According to eMarketer’s 2020 research, e-commerce grew 32.4 percent in 2020, peaking in Q2 when many stores were forced to close their doors. Click-and-collect doubled in 2020 and is up five times over the past three years.
The new normal
With the vaccine now widely available, experts anticipate a second acceleration focused on refining pandemic-driven investments and recommitting to trends derailed by COVID-19.
Post-pandemic shoppers will expect more from cross-channel experiences, beginning their shopping journey on a store app, website, or via shoppable social media and picking it up where they left off in-store.
Having now grown accustomed to online grocery, click-and-collect, and expanded buying options across platforms, customers are expecting retailers to make the online-to-physical experience even more seamless. We have already seen improvements in parking lot layouts, signage, and contactless payments to help accelerate this change.

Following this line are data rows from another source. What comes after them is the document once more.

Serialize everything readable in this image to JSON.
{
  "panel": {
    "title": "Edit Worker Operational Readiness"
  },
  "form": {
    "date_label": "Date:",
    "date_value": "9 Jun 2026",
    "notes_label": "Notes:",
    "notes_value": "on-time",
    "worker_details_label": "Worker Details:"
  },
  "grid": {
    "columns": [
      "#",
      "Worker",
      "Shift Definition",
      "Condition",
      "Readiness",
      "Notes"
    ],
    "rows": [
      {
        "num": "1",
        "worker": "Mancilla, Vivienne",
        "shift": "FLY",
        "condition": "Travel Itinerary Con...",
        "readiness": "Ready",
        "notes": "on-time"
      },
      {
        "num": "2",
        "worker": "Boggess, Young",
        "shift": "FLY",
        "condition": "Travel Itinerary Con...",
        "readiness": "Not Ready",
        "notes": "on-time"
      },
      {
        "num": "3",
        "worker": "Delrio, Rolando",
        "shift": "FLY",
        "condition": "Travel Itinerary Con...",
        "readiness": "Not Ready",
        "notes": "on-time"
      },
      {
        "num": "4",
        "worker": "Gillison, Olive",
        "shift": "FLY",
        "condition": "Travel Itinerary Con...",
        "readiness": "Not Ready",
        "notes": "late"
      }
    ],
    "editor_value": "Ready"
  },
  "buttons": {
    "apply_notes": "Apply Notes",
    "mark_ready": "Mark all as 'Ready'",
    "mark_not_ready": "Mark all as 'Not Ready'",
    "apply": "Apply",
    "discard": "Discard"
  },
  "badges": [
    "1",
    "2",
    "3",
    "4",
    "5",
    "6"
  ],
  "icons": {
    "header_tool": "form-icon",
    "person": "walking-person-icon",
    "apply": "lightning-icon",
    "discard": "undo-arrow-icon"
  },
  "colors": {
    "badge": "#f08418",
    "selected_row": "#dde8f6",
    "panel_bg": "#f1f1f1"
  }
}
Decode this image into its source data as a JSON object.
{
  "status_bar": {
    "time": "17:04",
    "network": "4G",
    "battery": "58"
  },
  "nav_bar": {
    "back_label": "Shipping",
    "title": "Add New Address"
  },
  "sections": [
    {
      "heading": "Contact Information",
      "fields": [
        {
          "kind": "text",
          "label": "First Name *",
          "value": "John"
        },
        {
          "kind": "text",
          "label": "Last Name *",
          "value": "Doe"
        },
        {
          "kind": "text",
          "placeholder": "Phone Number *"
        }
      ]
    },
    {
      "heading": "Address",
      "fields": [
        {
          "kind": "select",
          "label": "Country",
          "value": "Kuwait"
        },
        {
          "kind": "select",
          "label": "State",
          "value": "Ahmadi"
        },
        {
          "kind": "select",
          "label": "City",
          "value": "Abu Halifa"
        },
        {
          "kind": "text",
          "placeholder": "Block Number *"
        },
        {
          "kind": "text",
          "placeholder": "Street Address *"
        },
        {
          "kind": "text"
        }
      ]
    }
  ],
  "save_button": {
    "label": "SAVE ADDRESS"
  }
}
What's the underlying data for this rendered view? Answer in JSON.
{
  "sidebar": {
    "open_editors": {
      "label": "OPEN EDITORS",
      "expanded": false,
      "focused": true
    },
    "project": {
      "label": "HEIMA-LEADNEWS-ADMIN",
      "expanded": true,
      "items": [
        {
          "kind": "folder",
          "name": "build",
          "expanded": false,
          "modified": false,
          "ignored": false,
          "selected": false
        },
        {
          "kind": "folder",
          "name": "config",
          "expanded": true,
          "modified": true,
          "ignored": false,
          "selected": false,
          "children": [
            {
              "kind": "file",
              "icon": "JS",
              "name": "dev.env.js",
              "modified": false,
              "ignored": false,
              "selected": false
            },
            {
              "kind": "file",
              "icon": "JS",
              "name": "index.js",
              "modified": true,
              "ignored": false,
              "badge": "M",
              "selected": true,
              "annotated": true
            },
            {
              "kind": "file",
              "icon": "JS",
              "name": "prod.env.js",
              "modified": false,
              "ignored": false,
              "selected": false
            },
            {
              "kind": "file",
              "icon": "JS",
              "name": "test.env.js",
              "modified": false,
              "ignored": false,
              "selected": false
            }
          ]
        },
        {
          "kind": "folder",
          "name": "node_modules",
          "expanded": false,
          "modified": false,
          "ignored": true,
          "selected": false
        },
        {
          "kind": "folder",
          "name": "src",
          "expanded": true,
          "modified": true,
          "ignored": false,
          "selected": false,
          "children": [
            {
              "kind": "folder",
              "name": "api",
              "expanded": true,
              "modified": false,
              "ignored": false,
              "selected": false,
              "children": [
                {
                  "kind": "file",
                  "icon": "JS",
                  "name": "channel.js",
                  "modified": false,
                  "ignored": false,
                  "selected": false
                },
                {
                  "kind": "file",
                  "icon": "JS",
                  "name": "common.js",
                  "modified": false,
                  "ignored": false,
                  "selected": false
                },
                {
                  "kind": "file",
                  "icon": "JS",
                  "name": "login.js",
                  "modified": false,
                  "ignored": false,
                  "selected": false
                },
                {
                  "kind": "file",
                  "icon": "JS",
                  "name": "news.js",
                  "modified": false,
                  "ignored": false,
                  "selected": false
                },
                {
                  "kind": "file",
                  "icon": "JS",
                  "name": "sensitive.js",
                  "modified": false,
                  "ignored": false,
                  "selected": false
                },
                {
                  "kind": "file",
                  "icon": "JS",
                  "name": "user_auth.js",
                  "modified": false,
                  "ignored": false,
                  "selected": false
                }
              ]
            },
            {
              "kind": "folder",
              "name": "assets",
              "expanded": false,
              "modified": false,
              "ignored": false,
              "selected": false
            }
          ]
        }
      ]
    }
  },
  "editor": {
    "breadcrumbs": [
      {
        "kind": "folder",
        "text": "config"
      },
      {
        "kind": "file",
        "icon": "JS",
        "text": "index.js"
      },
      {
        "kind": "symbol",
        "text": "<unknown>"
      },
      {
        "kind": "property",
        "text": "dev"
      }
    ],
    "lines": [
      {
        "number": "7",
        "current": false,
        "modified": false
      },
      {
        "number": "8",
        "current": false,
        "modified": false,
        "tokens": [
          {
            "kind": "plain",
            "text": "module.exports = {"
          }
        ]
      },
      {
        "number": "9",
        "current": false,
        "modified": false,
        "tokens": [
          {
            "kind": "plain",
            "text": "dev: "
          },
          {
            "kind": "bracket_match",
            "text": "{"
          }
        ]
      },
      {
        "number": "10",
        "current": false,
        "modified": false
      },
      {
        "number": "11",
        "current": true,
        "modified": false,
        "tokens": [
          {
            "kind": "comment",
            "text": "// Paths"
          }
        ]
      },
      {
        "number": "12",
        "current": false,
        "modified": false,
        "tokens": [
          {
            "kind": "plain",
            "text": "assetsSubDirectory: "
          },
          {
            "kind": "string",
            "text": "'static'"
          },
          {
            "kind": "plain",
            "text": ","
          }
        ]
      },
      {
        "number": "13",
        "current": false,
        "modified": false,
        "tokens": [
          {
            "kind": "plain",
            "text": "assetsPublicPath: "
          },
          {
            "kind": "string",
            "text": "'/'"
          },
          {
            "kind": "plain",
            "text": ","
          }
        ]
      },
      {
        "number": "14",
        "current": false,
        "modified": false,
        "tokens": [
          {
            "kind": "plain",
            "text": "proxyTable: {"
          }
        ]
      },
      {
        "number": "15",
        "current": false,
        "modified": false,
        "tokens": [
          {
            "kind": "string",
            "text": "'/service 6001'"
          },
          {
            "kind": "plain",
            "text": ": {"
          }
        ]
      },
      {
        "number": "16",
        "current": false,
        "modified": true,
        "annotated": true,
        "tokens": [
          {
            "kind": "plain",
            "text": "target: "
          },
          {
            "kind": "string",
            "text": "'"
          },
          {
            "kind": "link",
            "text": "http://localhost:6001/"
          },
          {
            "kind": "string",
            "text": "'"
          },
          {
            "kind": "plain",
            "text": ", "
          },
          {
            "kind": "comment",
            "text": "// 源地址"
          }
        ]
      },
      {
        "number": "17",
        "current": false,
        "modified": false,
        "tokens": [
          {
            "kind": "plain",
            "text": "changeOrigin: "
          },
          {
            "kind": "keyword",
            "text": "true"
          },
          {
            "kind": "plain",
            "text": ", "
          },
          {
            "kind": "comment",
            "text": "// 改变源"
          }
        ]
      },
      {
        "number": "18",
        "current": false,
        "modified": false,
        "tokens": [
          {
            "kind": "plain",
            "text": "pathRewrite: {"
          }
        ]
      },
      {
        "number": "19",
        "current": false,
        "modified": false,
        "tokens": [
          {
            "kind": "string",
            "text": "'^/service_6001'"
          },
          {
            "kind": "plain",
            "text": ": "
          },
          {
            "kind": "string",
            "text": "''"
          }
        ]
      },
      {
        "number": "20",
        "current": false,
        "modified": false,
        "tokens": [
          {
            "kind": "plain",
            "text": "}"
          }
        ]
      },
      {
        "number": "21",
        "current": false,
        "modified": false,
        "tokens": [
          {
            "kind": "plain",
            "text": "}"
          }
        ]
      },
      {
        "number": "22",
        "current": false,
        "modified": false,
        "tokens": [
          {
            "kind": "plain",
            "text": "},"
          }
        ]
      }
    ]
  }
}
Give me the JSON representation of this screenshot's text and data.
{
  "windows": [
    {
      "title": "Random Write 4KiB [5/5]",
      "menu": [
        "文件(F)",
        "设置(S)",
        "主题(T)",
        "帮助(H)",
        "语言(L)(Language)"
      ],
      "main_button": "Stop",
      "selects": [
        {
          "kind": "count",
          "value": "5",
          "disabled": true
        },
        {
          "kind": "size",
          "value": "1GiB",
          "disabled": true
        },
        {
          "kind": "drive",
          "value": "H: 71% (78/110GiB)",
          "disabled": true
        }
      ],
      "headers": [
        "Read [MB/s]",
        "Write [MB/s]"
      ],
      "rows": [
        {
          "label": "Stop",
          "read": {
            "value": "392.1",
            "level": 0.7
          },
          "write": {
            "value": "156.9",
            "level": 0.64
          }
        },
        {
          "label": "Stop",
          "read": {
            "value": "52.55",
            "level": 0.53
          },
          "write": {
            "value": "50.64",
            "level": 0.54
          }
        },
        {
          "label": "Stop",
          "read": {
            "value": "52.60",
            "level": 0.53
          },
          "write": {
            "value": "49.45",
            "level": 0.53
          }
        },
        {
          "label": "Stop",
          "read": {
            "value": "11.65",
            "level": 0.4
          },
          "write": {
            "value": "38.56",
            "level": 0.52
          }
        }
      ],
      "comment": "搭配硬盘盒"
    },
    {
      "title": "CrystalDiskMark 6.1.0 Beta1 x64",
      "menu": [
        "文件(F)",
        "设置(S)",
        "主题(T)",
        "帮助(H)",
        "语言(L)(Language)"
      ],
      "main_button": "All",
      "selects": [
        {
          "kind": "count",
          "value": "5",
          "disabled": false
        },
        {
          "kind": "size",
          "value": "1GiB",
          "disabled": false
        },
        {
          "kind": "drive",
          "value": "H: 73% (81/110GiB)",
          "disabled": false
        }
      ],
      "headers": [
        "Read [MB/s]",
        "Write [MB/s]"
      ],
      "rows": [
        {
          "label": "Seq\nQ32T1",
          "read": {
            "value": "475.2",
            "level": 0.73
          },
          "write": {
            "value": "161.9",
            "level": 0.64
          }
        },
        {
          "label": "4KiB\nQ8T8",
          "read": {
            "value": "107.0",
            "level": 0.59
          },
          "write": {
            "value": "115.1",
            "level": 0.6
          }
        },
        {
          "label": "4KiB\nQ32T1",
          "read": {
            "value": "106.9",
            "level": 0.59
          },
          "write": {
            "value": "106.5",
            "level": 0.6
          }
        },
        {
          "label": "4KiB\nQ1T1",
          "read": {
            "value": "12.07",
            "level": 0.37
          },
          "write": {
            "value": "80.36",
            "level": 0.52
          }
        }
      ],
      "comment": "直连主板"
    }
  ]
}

Retailers who have invested in all facets of omnichannel infrastructure have been rewarded with customer loyalty and increased online sales; this trend will only accelerate.
Experiential shopping
If you can remember, in the two years leading up to the pandemic, experiential retail was on the rise with creative in-store innovations. A major challenge to innovators is determining what projects to invest in long-term.
Todd Vasos, CEO of Dollar General, says, “For us, some e-commerce priorities that were previously five years out are now more of a three-year horizon. We need to more quickly understand how to satisfy that consumer and accelerate our timelines accordingly.”
COVID-19 also persuaded retailers to create a more flexible investment landscape in 2021. Combined, this will create a hotbed for innovation over the next year. We expect retailers will begin to better weave in-store innovations like digital signage and mobile payments into their growing online digital presences.
Technologies that have moved through the hype cycle like augmented reality will find new life in this new blended world of physical and digital retail. From Nike to IKEA to Home Depot, retailers continue to experiment with physical and digital visualization to deliver a customer experience that is both functional and truly enjoyable.
At RILA’s Retail Innovation Center, we are working to help retailers create those experiences by connecting retailers with the startups, investors, and technologies that will drive retail in the 21st century. We remain optimistic that this second acceleration will be driven by the lessons learned through crisis and a lasting desire for leading retailers to use technology to serve their customers.
The retail industry rose to the challenge in 2020 as a year of new constraints led to rapid innovation, but the fundamentals are enduring. Creating a top-notch customer experience will always be the lynchpin for innovation in retail. What improves and what’s created next will be driven by customers. With retailers and customers unfettered by COVID-19 restraints, the second acceleration awaits.